For consumer credit purposes, most significant events are ignored after 7 years. (During go-go periods, you might find lenders working with you as soon as 2 years after the event.) On the employment side: I’m not sure what policies are. However it’s odd that you’re posting this to a CFA forum – I’d guess there’s little chance of putting the charter to use no matter how old the default gets.
^ I wasn’t going to bring this up, but you think it’s hard to get a good finance job now, try it with a foreclosure on your record. Employers do check, particularly in this business.
^ Okay so social pressure is driving the decision process for many people, that is a known.
The contract is flawed if you can walk away from it with little or no repercussions. As a result if people walk away from the contract it wil demostrate to the banks the faults in their system. This will hopefully cause the system to change for the better by writing different contracts in the future so that it won’t happen next time. If you take a loan out ot buy something but you are not on the hook for the loan if the “thing” is purhased at a stupid price or is incorrectly valued then is it the system that is broken. Last time I checked I can’t walk away from a car loan becasue the car has depreciated. I can’t walk away from a margin account because the stock I purchased has gone down in value etc…etc… People should take more resonsibility for their actions and should know what they are buying but if the system is already broken by some crazy flaw which lets them walk away from a contract then they are within their rights to take advantage of that system. This will force the system to be fixed. The market works and will fix the system by exposing the flaws. And who came up with the idea the interest should be tax deductible talk about a destablizing incentive.
Try getting a good finance job when you have a publicly-searchable blog that details how you applied for 18 credit cards in order to borrow over $100,000 to invest in mutual funds, and ended up losing almost all of it when the market crashed in 2008.

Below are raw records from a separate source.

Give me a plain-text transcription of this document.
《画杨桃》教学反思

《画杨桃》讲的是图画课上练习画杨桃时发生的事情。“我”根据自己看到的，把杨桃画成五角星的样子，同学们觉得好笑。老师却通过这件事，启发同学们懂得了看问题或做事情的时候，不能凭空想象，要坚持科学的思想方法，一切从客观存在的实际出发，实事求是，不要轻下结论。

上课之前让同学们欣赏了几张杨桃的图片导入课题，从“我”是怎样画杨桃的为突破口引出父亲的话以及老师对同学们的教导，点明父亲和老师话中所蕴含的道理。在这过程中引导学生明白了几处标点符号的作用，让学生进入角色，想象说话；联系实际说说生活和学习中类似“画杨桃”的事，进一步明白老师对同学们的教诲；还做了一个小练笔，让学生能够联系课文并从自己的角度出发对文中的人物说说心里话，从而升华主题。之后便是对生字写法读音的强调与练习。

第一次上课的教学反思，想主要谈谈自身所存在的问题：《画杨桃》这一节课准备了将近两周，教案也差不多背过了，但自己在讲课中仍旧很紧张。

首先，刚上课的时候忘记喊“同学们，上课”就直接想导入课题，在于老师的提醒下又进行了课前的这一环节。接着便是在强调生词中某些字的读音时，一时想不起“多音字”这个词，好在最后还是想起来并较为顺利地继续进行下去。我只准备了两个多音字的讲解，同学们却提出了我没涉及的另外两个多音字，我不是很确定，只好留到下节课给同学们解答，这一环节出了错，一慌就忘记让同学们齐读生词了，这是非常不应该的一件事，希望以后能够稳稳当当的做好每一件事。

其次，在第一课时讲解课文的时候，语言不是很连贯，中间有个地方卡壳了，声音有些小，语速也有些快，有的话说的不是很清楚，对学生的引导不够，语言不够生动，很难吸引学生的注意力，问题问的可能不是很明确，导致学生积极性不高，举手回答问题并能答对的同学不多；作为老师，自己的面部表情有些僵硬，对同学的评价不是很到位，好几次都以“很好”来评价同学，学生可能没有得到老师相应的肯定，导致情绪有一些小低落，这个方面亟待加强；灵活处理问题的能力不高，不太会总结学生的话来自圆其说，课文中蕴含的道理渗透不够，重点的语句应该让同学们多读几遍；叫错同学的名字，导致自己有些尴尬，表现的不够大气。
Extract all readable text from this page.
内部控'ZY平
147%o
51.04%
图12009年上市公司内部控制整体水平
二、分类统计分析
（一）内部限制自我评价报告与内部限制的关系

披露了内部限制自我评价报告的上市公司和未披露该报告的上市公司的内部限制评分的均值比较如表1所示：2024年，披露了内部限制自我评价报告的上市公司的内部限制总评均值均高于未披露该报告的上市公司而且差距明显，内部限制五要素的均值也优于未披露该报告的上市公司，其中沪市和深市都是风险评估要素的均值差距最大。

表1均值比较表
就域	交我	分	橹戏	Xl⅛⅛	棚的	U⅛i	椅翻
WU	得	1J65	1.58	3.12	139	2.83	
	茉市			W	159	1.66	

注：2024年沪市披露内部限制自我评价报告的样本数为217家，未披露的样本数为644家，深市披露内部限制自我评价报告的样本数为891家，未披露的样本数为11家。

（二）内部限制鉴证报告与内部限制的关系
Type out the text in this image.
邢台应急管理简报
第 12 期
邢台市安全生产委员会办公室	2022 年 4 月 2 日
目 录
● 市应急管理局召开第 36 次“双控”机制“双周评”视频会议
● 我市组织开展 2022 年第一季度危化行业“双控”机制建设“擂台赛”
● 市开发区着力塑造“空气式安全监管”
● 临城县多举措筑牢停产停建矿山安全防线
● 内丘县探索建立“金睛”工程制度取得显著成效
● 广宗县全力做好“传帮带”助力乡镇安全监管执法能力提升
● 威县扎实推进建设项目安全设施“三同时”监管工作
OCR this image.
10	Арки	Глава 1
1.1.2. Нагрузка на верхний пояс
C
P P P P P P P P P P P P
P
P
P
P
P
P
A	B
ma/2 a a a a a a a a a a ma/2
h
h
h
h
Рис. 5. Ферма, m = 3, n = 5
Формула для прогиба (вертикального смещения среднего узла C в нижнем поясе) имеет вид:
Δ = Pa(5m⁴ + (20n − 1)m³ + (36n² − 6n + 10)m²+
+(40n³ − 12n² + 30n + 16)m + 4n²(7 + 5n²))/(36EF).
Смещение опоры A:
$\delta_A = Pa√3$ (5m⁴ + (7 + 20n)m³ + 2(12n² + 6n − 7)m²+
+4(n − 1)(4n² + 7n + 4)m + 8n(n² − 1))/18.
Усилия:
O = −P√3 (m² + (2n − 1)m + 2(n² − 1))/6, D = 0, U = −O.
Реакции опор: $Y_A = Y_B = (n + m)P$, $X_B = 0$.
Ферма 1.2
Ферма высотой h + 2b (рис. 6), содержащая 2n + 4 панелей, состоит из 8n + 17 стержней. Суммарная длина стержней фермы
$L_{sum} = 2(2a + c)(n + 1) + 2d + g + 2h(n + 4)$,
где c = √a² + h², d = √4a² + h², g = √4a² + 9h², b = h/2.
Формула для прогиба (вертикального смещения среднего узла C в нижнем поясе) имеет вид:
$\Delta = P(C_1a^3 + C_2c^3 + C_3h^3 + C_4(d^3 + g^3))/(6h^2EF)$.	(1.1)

Defaulting on your mortgage does not actually clear you of the debt unless the lender agrees not to seek a deficiency judgment. They do not do this automatically, you must specifically request it and they do not have to grant your request. Example, you owe $450,000 on a house worth $400,000 and decide to walk away. The bank forecloses and the house sells at auction for $350,000. The bank can then seek, and will almost certainly be granted, a deficiency judgement against you for $100,000 PLUS their foreslosure costs. End result, you have no house, you still owe bank more than $100,000, your credit score sucks (your next car will cost more, your car insurance can go up, existing credit card companies will likely drop you or boost your APR, etc.), you won’t be able to borrow for another house for at least 2 years and will still pay a much higher rate, no decent landlord will rent to you, etc., etc. So, very unlikely walking way will really be in your financial best interest.